Congenital is a medical adjective meaning ‘present at birth’ or ‘existing at the time of birth’. It applies to conditions, abnormalities, or traits that a person is born with, regardless of whether they were caused by genetic factors, environmental influences during fetal development, or a combination. The term does not imply hereditary transmission, as some congenital conditions arise from new (de novo) mutations or environmental exposures during pregnancy.
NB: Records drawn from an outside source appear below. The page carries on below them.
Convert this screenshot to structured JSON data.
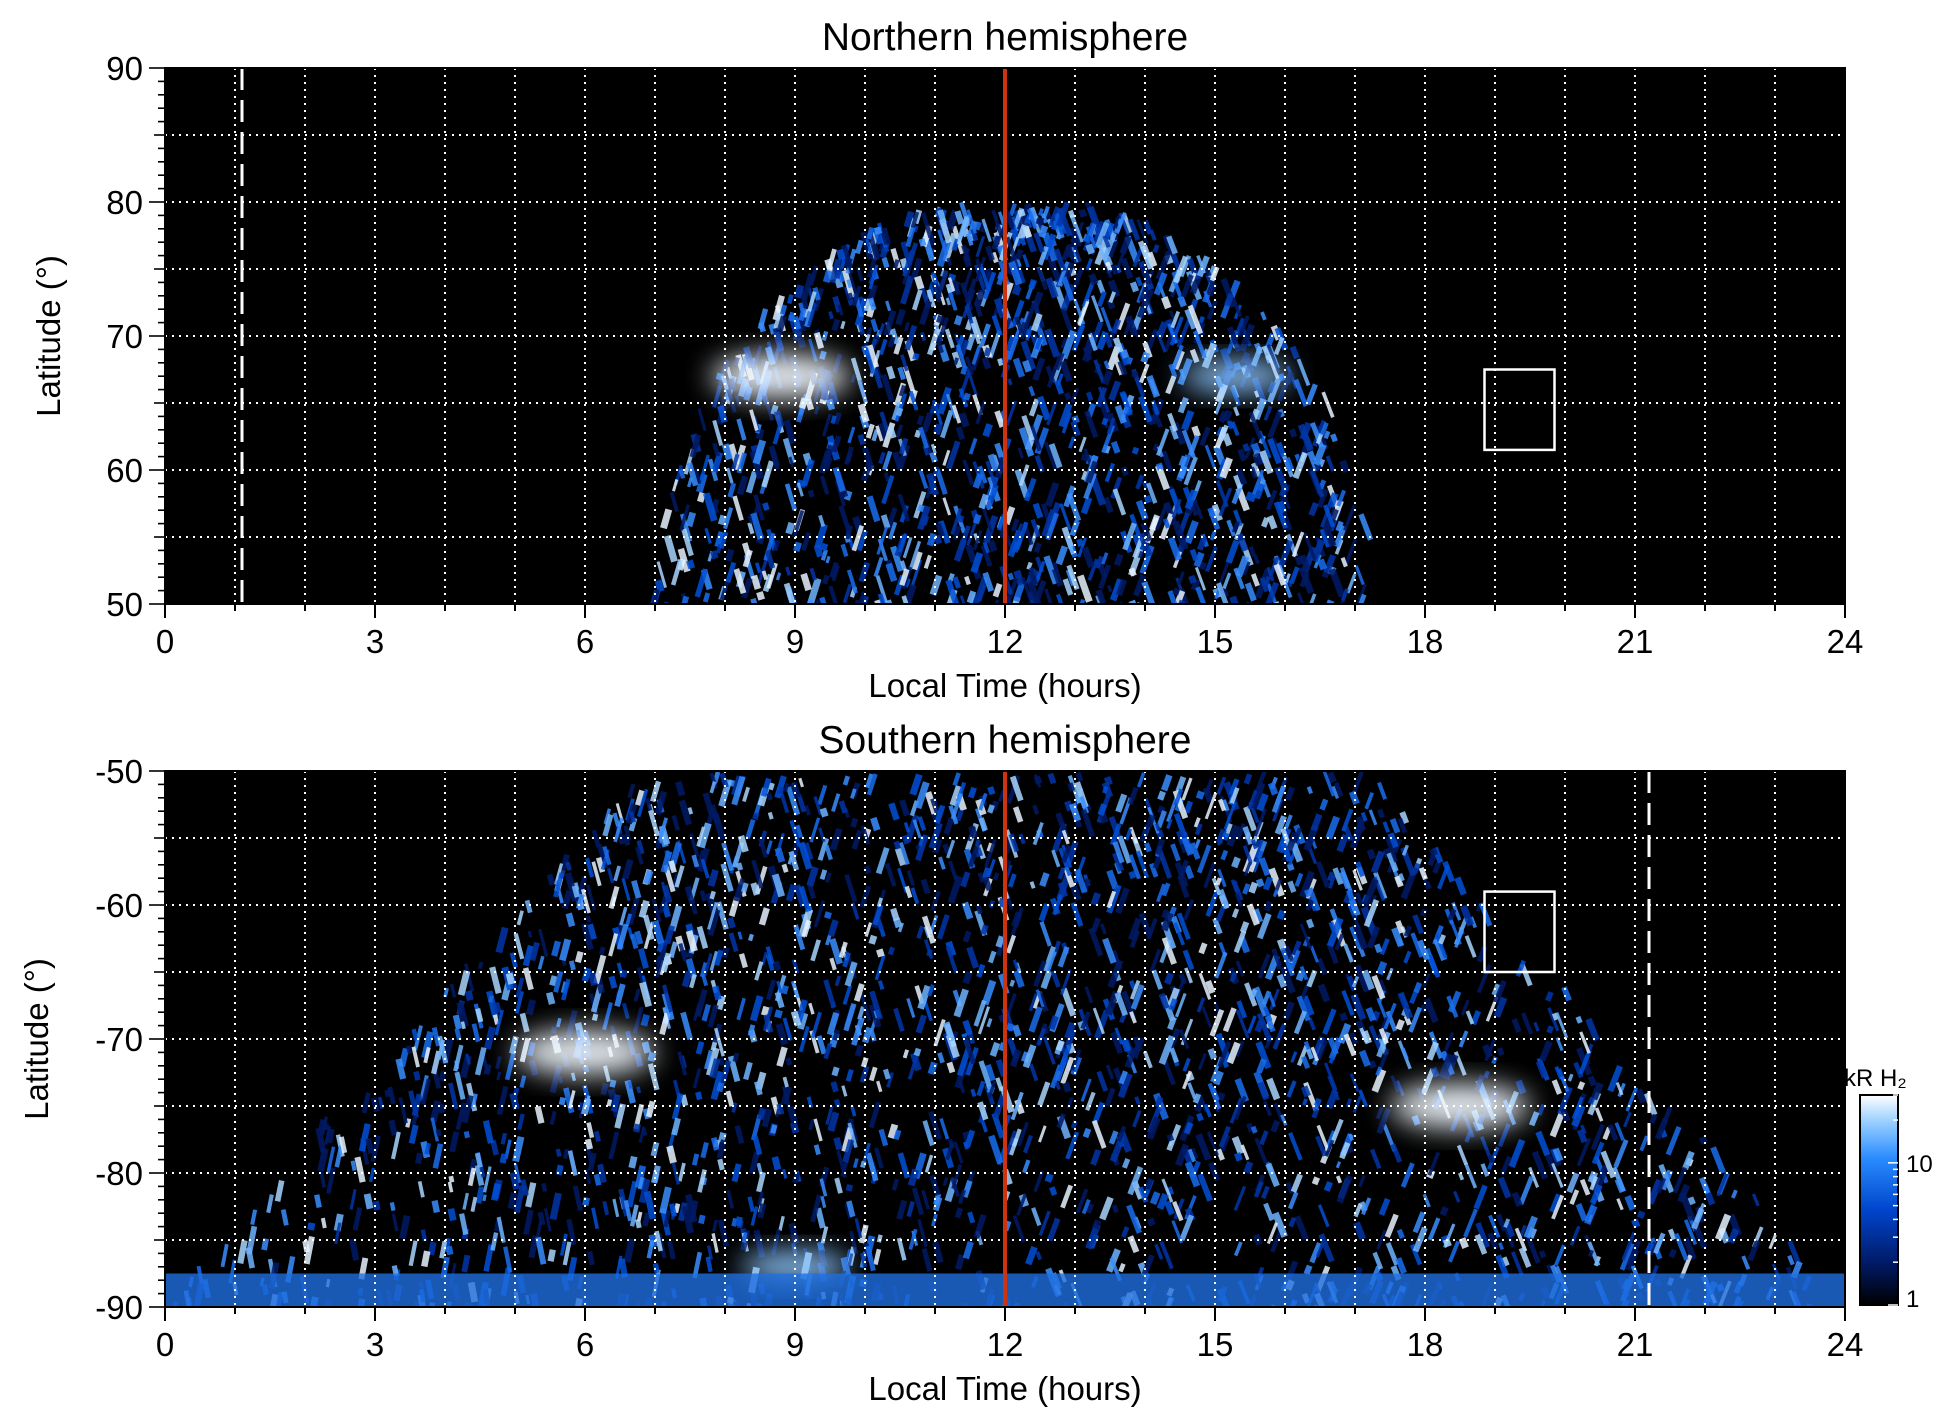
{
  "chart_data": [
    {
      "type": "heatmap",
      "title": "Northern hemisphere",
      "xlabel": "Local Time (hours)",
      "ylabel": "Latitude (°)",
      "xlim": [
        0,
        24
      ],
      "ylim": [
        50,
        90
      ],
      "xticks": [
        "0",
        "3",
        "6",
        "9",
        "12",
        "15",
        "18",
        "21",
        "24"
      ],
      "yticks": [
        "50",
        "60",
        "70",
        "80",
        "90"
      ],
      "grid": true,
      "vertical_line_local_time": 12,
      "vertical_line_color": "#cc3311",
      "dashed_line_local_time": 1.1,
      "box": {
        "lt": [
          18.85,
          19.85
        ],
        "lat": [
          61.5,
          67.5
        ]
      },
      "emission_region": {
        "lt_range": [
          7.0,
          17.3
        ],
        "lat_min": 50,
        "lat_max": 80
      },
      "bright_spots": [
        {
          "lt": 8.8,
          "lat": 67,
          "level": "high"
        },
        {
          "lt": 15.3,
          "lat": 67,
          "level": "medium"
        }
      ]
    },
    {
      "type": "heatmap",
      "title": "Southern hemisphere",
      "xlabel": "Local Time (hours)",
      "ylabel": "Latitude (°)",
      "xlim": [
        0,
        24
      ],
      "ylim": [
        -90,
        -50
      ],
      "xticks": [
        "0",
        "3",
        "6",
        "9",
        "12",
        "15",
        "18",
        "21",
        "24"
      ],
      "yticks": [
        "-90",
        "-80",
        "-70",
        "-60",
        "-50"
      ],
      "grid": true,
      "vertical_line_local_time": 12,
      "vertical_line_color": "#cc3311",
      "dashed_line_local_time": 21.2,
      "box": {
        "lt": [
          18.85,
          19.85
        ],
        "lat": [
          -65,
          -59
        ]
      },
      "emission_region": {
        "lt_range": [
          0,
          24
        ],
        "lat_min": -90,
        "lat_max": -50
      },
      "bright_spots": [
        {
          "lt": 6.0,
          "lat": -71,
          "level": "high"
        },
        {
          "lt": 18.5,
          "lat": -75,
          "level": "high"
        },
        {
          "lt": 9.0,
          "lat": -87,
          "level": "medium"
        }
      ]
    }
  ],
  "colorbar": {
    "label": "kR H₂",
    "ticks": [
      "1",
      "10"
    ],
    "scale": "log",
    "range": [
      1,
      30
    ],
    "colors": [
      "#000000",
      "#001a66",
      "#0044cc",
      "#2a8cff",
      "#9fd2ff",
      "#ffffff"
    ]
  }
}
In cardiology, congenital heart disease (CHD) refers to structural or functional abnormalities of the heart present from birth. CHD is the most common group of congenital disorders, affecting approximately 8 per 1,000 live births in the UK. Examples include ventricular septal defect, atrial septal defect, aortic coarctation, tetralogy of Fallot, and transposition of the great arteries.

Congenital conditions may be associated with chromosomal abnormalities (such as the link between Down syndrome and atrioventricular septal defect, or Turner syndrome and aortic coarctation) or may occur in isolation. Environmental factors that can contribute to congenital conditions include certain infections (such as rubella), medications, excessive alcohol intake, and uncontrolled diabetes in the mother during pregnancy.

Many congenital heart conditions are now detected antenatally by fetal echocardiography during routine pregnancy ultrasound. With modern surgical and catheter-based treatment, the majority of people born with congenital heart conditions survive to adulthood and are followed up in adult congenital heart disease (ACHD) specialist services. The risk of sudden cardiac arrest in adults with CHD depends on the specific condition and the adequacy of repair or palliation.